Indiana law requires that the name of a corporation be distinguishable from the names of other corporations registered in the state of Indiana. Once you have chosen an available name, file an application to reserve the name for 120 days or proceed to incorporate your business. You can check the availability of a name by using the business entity name search engine on the Indiana Secretary of State website or by calling the "Name Availability Line" at 317 232-6576. If you are forming a corporation or nonprofit corporation, your corporate name must include a suffix such as "Corporation'' or "Incorporated." If you are forming a professional corporation, your corporate name must include a suffix such as "Professional Corporation'' or "Professional association.''
In Indiana, you can incorporate a corporation, nonprofit corporation or a professional corporation. In general, corporations are formed for the purpose of generating profit for the shareholders. Nonprofit corporations are formed for some charitable purpose and may qualify for federal income tax and other tax breaks. Professional corporations are formed to render professional services, such as accounting, legal and medical services. Each corporate form has distinct laws that govern how the corporation can be run. For example, professional corporations must have at least one shareholder qualified in the state of Indiana and one shareholder qualified under the laws of another state; for example, when a law firm that forms a professional corporation, at least one attorney must be licensed in Indiana and at least one attorney should be licensed in a different state.
A registered agent is an individual or business entity -- distinct from the business entity you wish to incorporate -- designated to receive legal documents, such as tax notices and service of process, for the corporation. To incorporate a business in Indiana, you must have a registered agent located within the state of Indiana.
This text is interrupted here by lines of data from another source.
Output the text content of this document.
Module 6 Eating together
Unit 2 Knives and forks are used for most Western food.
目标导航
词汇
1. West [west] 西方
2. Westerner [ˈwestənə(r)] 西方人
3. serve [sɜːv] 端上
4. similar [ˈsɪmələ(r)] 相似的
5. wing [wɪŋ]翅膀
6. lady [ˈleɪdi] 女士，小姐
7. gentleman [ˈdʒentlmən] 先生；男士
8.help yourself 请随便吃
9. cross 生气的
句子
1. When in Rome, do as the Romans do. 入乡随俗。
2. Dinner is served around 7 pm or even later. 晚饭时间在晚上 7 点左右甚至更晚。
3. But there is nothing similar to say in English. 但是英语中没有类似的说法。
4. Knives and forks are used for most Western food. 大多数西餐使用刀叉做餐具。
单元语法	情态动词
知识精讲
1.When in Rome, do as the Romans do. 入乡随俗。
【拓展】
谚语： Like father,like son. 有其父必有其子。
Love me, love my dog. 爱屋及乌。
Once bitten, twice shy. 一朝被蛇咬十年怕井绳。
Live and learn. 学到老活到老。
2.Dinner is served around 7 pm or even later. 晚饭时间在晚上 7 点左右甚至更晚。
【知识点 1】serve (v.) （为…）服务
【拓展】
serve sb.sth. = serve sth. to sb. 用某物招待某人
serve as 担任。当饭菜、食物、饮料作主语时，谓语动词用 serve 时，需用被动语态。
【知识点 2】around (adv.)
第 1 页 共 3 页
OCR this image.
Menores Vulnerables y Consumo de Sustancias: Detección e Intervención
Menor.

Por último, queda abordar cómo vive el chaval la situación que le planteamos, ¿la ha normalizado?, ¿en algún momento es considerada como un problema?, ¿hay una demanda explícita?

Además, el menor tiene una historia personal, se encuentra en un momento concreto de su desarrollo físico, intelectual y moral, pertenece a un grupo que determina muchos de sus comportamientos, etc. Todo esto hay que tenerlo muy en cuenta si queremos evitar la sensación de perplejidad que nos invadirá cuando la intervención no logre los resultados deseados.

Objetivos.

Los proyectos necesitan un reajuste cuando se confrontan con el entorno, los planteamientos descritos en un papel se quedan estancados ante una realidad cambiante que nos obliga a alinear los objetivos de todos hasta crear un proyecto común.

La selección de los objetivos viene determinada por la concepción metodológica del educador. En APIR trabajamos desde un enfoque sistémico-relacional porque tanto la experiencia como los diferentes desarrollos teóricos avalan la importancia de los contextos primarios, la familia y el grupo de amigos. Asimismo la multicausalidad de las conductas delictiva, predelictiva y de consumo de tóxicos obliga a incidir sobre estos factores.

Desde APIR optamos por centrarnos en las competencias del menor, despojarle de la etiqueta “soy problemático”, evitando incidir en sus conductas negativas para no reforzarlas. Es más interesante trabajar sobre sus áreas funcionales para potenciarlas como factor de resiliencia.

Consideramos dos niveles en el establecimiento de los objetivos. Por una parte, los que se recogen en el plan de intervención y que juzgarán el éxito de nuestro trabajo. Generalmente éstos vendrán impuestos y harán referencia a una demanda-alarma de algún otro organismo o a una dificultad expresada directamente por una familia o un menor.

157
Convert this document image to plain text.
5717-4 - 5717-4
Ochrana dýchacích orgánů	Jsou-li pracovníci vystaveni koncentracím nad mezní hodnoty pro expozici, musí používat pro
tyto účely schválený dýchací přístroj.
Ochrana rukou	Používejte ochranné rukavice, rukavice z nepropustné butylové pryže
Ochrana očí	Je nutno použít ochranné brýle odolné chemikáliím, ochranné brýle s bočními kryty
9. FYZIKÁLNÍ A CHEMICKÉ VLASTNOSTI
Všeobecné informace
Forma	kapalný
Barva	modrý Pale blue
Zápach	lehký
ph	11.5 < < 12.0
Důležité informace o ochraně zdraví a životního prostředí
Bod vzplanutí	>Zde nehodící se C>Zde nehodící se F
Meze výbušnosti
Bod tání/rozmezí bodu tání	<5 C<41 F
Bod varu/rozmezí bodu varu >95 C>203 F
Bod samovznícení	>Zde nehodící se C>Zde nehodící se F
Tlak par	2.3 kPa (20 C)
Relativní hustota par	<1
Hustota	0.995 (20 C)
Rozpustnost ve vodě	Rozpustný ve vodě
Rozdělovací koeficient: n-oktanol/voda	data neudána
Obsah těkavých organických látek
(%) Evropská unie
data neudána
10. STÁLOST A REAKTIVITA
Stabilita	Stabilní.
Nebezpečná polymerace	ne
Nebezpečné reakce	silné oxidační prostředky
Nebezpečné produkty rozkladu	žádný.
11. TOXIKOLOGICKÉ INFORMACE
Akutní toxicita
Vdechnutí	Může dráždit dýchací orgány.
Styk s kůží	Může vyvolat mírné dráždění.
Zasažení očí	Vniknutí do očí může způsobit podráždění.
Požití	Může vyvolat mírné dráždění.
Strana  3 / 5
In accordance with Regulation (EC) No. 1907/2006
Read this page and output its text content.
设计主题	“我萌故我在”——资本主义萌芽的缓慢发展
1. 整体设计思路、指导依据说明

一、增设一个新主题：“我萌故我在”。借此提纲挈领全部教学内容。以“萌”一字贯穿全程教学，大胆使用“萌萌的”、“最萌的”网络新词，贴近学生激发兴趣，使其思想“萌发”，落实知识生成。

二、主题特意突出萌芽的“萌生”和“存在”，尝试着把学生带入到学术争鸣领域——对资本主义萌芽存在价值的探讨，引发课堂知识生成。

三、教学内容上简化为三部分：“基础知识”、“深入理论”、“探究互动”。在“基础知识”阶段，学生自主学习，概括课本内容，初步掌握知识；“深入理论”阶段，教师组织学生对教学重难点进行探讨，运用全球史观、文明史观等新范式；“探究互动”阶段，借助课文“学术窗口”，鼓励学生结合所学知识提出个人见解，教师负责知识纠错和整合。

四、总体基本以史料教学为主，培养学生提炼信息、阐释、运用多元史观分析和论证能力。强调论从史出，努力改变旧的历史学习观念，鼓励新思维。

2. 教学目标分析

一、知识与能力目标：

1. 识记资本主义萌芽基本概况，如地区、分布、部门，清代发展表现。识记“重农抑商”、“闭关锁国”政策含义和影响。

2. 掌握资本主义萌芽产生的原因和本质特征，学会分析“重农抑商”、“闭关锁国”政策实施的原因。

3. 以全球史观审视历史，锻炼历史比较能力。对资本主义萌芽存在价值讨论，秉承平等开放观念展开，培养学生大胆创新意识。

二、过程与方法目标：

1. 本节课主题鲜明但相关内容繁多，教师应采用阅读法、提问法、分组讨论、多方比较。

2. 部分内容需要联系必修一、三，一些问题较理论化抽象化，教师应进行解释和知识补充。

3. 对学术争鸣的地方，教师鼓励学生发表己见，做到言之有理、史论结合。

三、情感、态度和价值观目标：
To incorporate in Indiana, you must have at least one incorporator. The incorporator is the individual who fills out and files the articles of incorporation. He must include his name, along with his address, in the articles of incorporation.
Articles of Incorporation
The articles of incorporation is a document that once prepared and filed with the Indiana Secretary of State results in the formation of the corporation. Upon acceptance of the articles, business as an incorporated entity can commence. The articles require certain basic information depending on the corporate form. For a for-profit corporation, the articles must include the name of the corporation, name and address of the registered agent and incorporator(s), and the number of shares of stock that the corporation is authorized to issue. For a nonprofit corporation, the articles must include the name of the corporation, a statement of purpose, the name and address of the registered agent and incorporator(s), a statement as to whether the corporation will have members, and a statement as to how the assets will be distributed if the nonprofit dissolves. Professional corporations must include the same information as for-profit corporations, along with the names and license numbers (if applicable) of all shareholders and directors.
In addition to submitting the completed articles of incorporation, you will need to submit a filing fee. Up to date fee schedules can be found on the Indiana Secretary of State: Fee Schedule website.